Publié le 18/03/2009 à 01:37
Par fanch
Humeur : Souriante
La perception de la crise a profondément évolué la semaine dernière.
Les affaires Total, Sony et Continental ont choqué l’opinion.
Jusqu’alors, on ne parlait que des chiffres de la récession et du chômage.
Désormais, il y a des noms, des visages.
Chacun a pu constater l’exaspération des salariés.
Ceux des grands groupes réalisent qu’ils sont, eux aussi, en danger.
La mobilisation de jeudi sera très forte, probablement plus que le 29 janvier, a fortiori dans le privé.
Beaucoup des mesures annoncées le 18 février à l’Élysée sont issues de nos propositions.
Le Fonds d’investissement social est une bonne réponse, qui permet de former les salariés, d’accompagner les chômeurs et d’empêcher certains de tomber dans la grande pauvreté.
Mais il faut lui donner des moyens adaptés à l’ampleur de la situation.
Il dispose aujourd’hui de façon sûre de 1,5 milliard d’euros.
Il faut au moins 5 milliards pour tenir la route.
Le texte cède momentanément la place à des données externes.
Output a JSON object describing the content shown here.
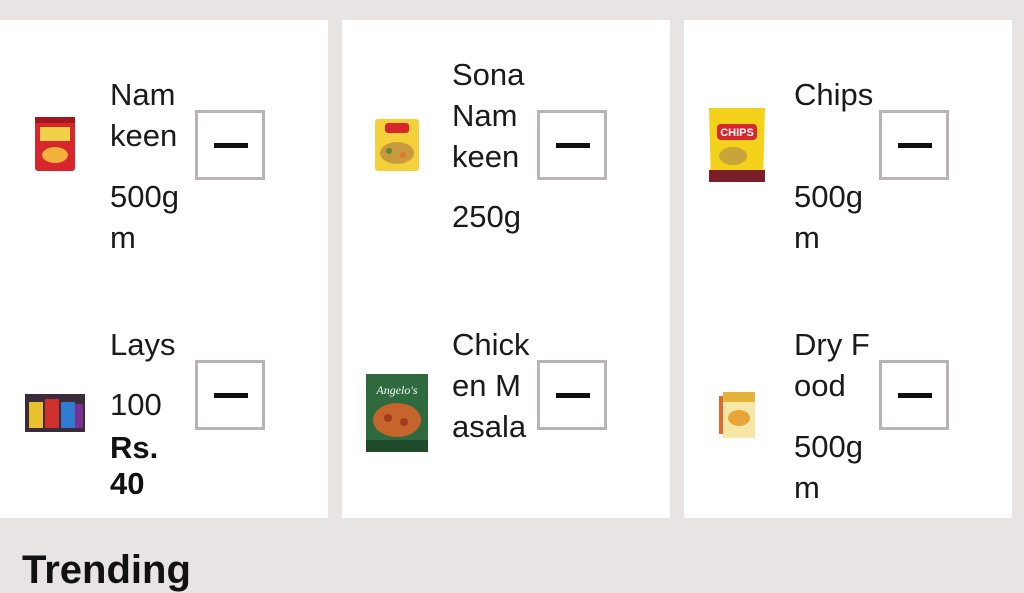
{
  "products": [
    {
      "name": "Namkeen",
      "qty": "500gm",
      "image": "namkeen-pack-image"
    },
    {
      "name": "Sona Namkeen",
      "qty": "250g",
      "image": "sona-namkeen-pack-image"
    },
    {
      "name": "Chips",
      "qty": "500gm",
      "image": "chips-pack-image",
      "pack_text": "CHIPS"
    },
    {
      "name": "Lays",
      "qty": "100",
      "price": "Rs. 40",
      "image": "lays-packs-image"
    },
    {
      "name": "Chicken Masala",
      "qty": "",
      "image": "chicken-masala-box-image",
      "pack_text": "Angelo's"
    },
    {
      "name": "Dry Food",
      "qty": "500gm",
      "image": "dry-food-box-image"
    }
  ],
  "section": {
    "title": "Trending"
  },
  "colors": {
    "background": "#e8e4e3",
    "card": "#ffffff",
    "button_border": "#b8b3b4"
  }
}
Certains, le nez dans leur boule de cristal, prédisent une reprise dès 2010, mais les effets de la crise dureront bien au-delà pour certains.
François Fillon fait valoir que l’envolée du déficit budgétaire interdit tout nouveau geste… Alors commençons par supprimer le bouclier fiscal et l’exonération fiscale des heures supplémentaires.
La réduction du temps de travail revient en force partout en Europe pour protéger les emplois et la France, elle, continue d’encourager les heures supplémentaires !
Il est vrai qu’il ne faut pas reporter le creusement de la dette sur les générations futures. C’est pourquoi je soutiens l’idée de rembourser le surcroît de dette au moyen d’une hausse d’impôt, pour les plus fortunés notamment.
La crise va être longue et la mobilisation doit en tenir compte.
Je suis confiant, car nous avons tous intérêt à maintenir l’unité syndicale, indispensable pour réussir.
En tout état de cause, nous disposons déjà de rendez-vous à l’agenda : le 1er mai peut très bien, cette année, être recentré sur la crise.
Des manifestations européennes sont aussi prévues mi-mai.
Les licenciements chez Sony et Continental ont montré l’impuissance des syndicats.Beaucoup d’entreprises ne cherchent pas d’autres recours à la crise que les licenciements.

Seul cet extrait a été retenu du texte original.